Gods, did she miss the man. John Estanza, too, the old troublemaker. The pair of them—comrades in Cobra Squadron and Equilibrium alike before they’d learned better—had put her where she was. They’d set her up to be successful, wealthy and the commander of a mercenary battle fleet that would have few equals when she was done.
And she’d trade it all for having both of them back.
“You’ve spent more time in the cockpit of a nova fighter than I have,” Sagairt said quietly. “You’ve commanded a nova-fighter squadron in more actions than I’ve flown in. You’re the best option I have to learn from, and I don’t give two flying rats whether you got the formal training or not.

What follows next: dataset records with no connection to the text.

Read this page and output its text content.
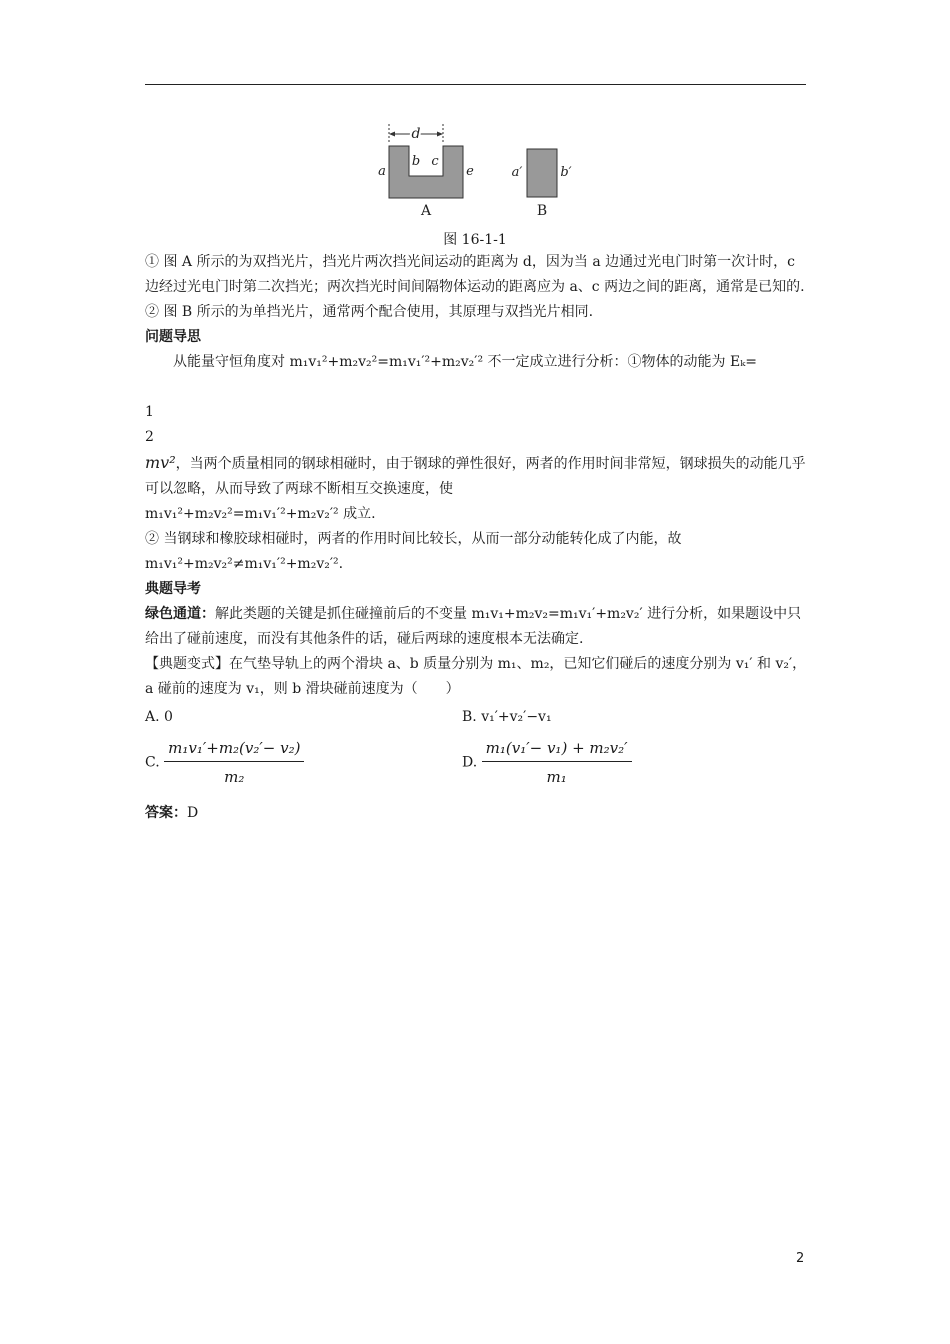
d
a
b c
e
A
a′	b′
B
图 16-1-1

① 图 A 所示的为双挡光片，挡光片两次挡光间运动的距离为 d，因为当 a 边通过光电门时第一次计时，c 边经过光电门时第二次挡光；两次挡光时间间隔物体运动的距离应为 a、c 两边之间的距离，通常是已知的. ② 图 B 所示的为单挡光片，通常两个配合使用，其原理与双挡光片相同.

问题导思

从能量守恒角度对 m₁v₁²+m₂v₂²=m₁v₁′²+m₂v₂′² 不一定成立进行分析：①物体的动能为 Eₖ=

1
2
mv²，当两个质量相同的钢球相碰时，由于钢球的弹性很好，两者的作用时间非常短，钢球损失的动能几乎可以忽略，从而导致了两球不断相互交换速度，使

m₁v₁²+m₂v₂²=m₁v₁′²+m₂v₂′² 成立.

② 当钢球和橡胶球相碰时，两者的作用时间比较长，从而一部分动能转化成了内能，故 m₁v₁²+m₂v₂²≠m₁v₁′²+m₂v₂′².

典题导考

绿色通道：解此类题的关键是抓住碰撞前后的不变量 m₁v₁+m₂v₂=m₁v₁′+m₂v₂′ 进行分析，如果题设中只给出了碰前速度，而没有其他条件的话，碰后两球的速度根本无法确定.

【典题变式】在气垫导轨上的两个滑块 a、b 质量分别为 m₁、m₂，已知它们碰后的速度分别为 v₁′ 和 v₂′，a 碰前的速度为 v₁，则 b 滑块碰前速度为（　　）

A. 0	B. v₁′+v₂′−v₁
C. $\frac{\text{m₁v₁′+m₂(v₂′− v₂)}}{\text{m₂}}$	D. $\frac{\text{m₁(v₁′− v₁) + m₂v₂′}}{\text{m₁}}$

答案：D

2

“I’m sure as hell not getting any formal training before I take command of an entire planetary nova-fighter force!” He grinned. “So, feel free to start narrating your thought process if you think it’ll help, boss.
“Because I am ready to learn…and I need to.”
“All right.” Kira swallowed and looked back at the map. “First thing to note, then, is that we’re watching by squadron right now,” she told him. “We’ll analyze by individual pilot afterward, but that will just be a quick run-through to make sure the squadron commanders don’t miss anything.
“So, we’re comparing performances of squadrons—their maneuverability, their formation-keeping—and if you look here, you can see that Purlwise and Deception-Charlie squadron are still occasionally flying like they’re in fighter-bombers, not heavy fighters.”